During the terrible winter of 1888 the local coal merchant and MP Mr Thomas Thomas was off to London from platform three. Unfortunately, the ornate glass roof gave way under the weight of the snow and killed Thomas Thomas. He still hangs around platform three after making his eerie way there.

Shrewsbury railway station

Formerly known as Shrewsbury General it is a Grade II listed railway station serving the county town of Shrewsbury, Shropshire, England. It is the only remaining railway station in the town; Shrewsbury Abbey, as well as other small stations around the town, having long closed. The station was built in 1848 and has been extended several times since. Grade II listed building in 1969. The station is 69 km (43 mi) north west of Birmingham New Street and serves as the rail ‘Gateway to Wales’ as many trains coming from England have to go through the station to reach Wales.

Shrewsbury station is the busiest station in Shropshire and tenth busiest in the West Midlands region (by 2008/09 usage figures).

Shrewsbury railway station was originally built in October 1848 for the county’s first railway – the Shrewsbury to Chester Line.

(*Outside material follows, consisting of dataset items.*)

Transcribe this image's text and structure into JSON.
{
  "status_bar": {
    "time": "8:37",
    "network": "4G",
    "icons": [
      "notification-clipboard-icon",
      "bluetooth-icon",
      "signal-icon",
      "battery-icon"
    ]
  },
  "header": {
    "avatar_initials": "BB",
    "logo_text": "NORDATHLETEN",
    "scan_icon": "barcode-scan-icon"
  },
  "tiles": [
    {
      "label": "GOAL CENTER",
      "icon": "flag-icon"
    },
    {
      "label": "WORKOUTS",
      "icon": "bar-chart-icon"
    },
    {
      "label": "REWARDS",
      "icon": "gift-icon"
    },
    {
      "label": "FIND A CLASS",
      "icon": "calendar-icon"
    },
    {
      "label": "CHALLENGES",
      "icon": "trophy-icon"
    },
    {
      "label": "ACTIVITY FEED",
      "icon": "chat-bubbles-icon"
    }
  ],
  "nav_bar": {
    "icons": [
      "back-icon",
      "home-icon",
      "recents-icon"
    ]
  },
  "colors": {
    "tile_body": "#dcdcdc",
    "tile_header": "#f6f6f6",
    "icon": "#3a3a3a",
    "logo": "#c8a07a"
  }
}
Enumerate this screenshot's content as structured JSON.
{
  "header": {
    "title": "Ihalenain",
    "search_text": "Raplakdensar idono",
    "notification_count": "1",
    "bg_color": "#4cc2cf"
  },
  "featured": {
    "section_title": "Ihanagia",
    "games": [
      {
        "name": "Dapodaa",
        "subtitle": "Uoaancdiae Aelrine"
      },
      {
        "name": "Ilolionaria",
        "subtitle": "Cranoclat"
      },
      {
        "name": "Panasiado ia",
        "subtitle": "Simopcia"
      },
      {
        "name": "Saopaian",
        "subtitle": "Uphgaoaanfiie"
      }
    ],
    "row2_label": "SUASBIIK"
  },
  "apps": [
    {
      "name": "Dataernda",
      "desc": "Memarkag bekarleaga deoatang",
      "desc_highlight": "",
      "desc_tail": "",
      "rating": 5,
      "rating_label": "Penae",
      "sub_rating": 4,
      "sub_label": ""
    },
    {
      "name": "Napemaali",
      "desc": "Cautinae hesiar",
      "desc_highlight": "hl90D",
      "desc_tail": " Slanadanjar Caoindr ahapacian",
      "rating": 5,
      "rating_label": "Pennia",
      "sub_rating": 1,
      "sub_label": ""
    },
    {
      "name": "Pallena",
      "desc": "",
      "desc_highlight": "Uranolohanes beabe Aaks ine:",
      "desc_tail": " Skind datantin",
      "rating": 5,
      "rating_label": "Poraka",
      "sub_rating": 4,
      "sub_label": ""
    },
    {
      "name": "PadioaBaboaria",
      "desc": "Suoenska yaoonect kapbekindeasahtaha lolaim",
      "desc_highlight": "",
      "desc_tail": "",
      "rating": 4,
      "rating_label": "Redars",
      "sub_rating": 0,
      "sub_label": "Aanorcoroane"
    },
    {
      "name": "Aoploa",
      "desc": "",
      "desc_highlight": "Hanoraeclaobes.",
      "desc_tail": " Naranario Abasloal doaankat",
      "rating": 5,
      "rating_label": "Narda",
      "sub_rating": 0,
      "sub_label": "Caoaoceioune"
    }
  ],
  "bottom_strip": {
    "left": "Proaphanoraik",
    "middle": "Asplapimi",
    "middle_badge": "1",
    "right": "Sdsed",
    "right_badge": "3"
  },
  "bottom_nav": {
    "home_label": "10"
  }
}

The architect was Thomas Penson Penson of Oswestry. The building is unusual, in that the station was extended between 1899 and 1903 by the construction of a new floor underneath the original station building. The building style was imitation Tudor, complete with carvings of Tudor style heads around the window frames. This was done to match the Tudor building of Shrewsbury School (now Shrewsbury Library) almost directly opposite. The station’s platforms also extend over the River Severn. It was operated jointly by the Great Western Railway (GWR) and the London and North Western Railway (LNWR).

At Shrewsbury in steam days, the GWR regularly turned its locomotives by running round the triangle formed by using the Abbey Foregate loop, which links the Wolverhampton Line with the Welsh Marches Line and enables through running for freight trains, summer Saturday specials and formerly for trains like the Cambrian Coast Express.

The station was given Grade II listed status in May 1969. This applies to the ‘Castle Foregate’ entrance block on the east side of the station.